This is historical material “frozen in time”. The website is no longer updated and links to external websites and some internal pages may not work.

Search form

What is ConnectED?

Summary: 
President Obama is unveiling a bold, new initiative called ConnectED, which will connect 99 percent of America’s students to the internet through high-speed broadband and high-speed wireless within 5 years.

Ed. note: To highlight the importance of connected classrooms, the White House held a virtual "show and tell" with three schools that are embracing technology and digital learning. Watch the full hangout at wh.gov/show-and-tell

20111108 Head Start Announcement

President Barack Obama and Health and Human Services Secretary Kathleen Sebelius, right, talk with students while visiting a classroom at the Yeadon Regional Head Start Center in Yeadon, Pa., Nov. 8, 2011. (Official White House Photo by Pete Souza)

Preparing America’s students with the skills they need to get good jobs and compete with countries around the world relies increasingly on interactive, individualized learning experiences driven by new technology.

From digital textbooks that help students visualize and interact with complex concepts, to apps and platforms that adapt to the level of individual student knowledge and help teachers know precisely which lessons or activities are working, many schools are already seeing the benefits of digital learning and connectivity. This technology is real, it is available, and its capacity to improve education is profound.

But today, millions of students lack access to the high-speed broadband internet that supports this sort of learning technology. Fewer than 20 percent of educators across the country say their school’s Internet connection meets their teaching needs.

Although the United States was once a pioneer in connecting schools to the internet, we’re now falling behind while other nations move forward with aggressive investment in digital learning and technology education. In South Korea, for example, all schools have high-speed internet connections, and all teachers are trained in digital learning. Printed textbooks will be phased out by 2016.

The fact is, schools without internet access put our students at a disadvantage.

That’s why President Obama is unveiling a bold, new initiative called ConnectED, which will connect 99 percent of America’s students to the internet through high-speed broadband and high-speed wireless within 5 years.

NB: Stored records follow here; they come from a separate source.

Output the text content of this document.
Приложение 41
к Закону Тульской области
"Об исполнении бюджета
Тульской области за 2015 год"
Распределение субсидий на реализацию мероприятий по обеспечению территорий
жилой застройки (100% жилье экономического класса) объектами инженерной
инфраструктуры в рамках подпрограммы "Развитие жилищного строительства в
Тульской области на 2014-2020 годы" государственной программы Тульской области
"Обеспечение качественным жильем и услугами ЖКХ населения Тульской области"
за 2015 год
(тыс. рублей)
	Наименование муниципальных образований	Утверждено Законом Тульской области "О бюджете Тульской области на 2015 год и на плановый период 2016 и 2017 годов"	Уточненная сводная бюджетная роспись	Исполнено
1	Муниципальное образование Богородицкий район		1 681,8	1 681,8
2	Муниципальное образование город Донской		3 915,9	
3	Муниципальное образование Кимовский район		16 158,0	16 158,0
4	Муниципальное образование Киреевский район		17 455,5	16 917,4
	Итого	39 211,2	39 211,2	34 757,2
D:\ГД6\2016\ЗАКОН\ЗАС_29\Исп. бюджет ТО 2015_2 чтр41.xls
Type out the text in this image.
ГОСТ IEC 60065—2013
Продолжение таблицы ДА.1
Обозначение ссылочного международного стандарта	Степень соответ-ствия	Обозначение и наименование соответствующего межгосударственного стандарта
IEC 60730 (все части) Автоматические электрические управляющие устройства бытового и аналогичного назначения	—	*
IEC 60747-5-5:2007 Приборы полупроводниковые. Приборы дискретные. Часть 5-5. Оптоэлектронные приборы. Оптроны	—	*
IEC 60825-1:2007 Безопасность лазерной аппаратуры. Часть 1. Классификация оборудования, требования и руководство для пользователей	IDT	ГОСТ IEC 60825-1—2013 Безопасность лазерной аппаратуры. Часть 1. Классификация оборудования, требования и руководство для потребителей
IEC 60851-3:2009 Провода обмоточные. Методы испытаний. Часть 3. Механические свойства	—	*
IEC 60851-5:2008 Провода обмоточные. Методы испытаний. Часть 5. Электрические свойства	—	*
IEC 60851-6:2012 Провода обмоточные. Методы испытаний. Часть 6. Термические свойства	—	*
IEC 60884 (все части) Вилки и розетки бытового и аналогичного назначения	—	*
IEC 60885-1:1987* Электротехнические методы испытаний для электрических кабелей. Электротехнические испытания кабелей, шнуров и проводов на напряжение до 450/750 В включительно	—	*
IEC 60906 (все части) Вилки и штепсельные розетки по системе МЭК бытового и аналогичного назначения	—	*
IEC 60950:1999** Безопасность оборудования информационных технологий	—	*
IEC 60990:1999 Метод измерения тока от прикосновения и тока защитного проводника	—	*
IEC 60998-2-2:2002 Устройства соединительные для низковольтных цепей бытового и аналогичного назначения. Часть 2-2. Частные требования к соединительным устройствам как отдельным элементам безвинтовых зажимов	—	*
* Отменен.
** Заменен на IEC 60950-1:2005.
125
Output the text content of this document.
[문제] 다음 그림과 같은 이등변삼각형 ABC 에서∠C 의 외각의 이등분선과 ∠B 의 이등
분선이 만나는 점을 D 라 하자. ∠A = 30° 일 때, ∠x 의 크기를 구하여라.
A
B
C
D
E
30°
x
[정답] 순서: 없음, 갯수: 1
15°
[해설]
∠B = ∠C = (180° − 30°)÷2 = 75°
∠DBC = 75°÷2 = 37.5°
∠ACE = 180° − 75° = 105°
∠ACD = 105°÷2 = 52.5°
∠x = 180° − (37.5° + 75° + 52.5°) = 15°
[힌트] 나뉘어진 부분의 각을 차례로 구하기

The President also directed the federal government to make better use of existing funds to get Internet connectivity and educational technology into classrooms, and into the hands of teachers trained on its advantages. And he called on businesses, states, districts, schools and communities to support this vision, which requires no congressional action.

Here’s how ConnectED works:

Upgrading connectivity

The ConnectED initiative will, within five years, connect 99 percent of America’s students to the digital age through next-generation broadband and high-speed wireless in their schools and libraries. The President is calling on the Federal Communications Commission to modernize and leverage existing programs, as well as the expertise of the National Telecommunications and Information Administration to deliver this connectivity.

ConnectED will also provide better broadband access for students in rural areas, by expanding successful efforts to connect parts of the country that typically have trouble attracting investment in broadband infrastructure.

Training teachers

Our teachers are being asked to do more than ever, and they need to be equipped with better tools to help them succeed. Fortunately, technology can play a central role in this.

For example, new digital education tools that allow for real-time assessments of student learning, provide more immediate feedback to drive professional development, and enable the creation of interactive online lessons can empower teachers to understand each student’s strengths and weaknesses and design lessons and activities that better meet their needs.

The ConnectED initiative invests in improving the skills of teachers, ensuring that every educator in America receives support and training in using education technology tools that can improve student learning.

Additionally, ConnectED will lead to new resources for teachers from any school, at any time, to open their classrooms to interactive demonstrations, lessons from world-renowned experts, or the opportunity to build learning communities and to collaborate with other educators across the country or world.

Encouraging private sector innovation

Educational devices supported by high-speed networks are the portal to the world of online earning and interactive content, to personalized education software that adapts to students’ needs, and to breakthrough advances in assessing understanding and mastery.

These devices give students access to more rigorous and engaging classes, new learning resources, rich visualizations of complex concepts, and instruction in any foreign language. They also give students more opportunities to work at their own speed and receive additional one-on-one help they need to develop their knowledge and skills.

Leading technology companies are capable of producing feature-rich educational devices that are price-competitive with basic textbooks.And a robust market in educational software can unlock the full educational potential of broadband investment, while create American jobs and export opportunities in a global education marketplace of over $1 trillion.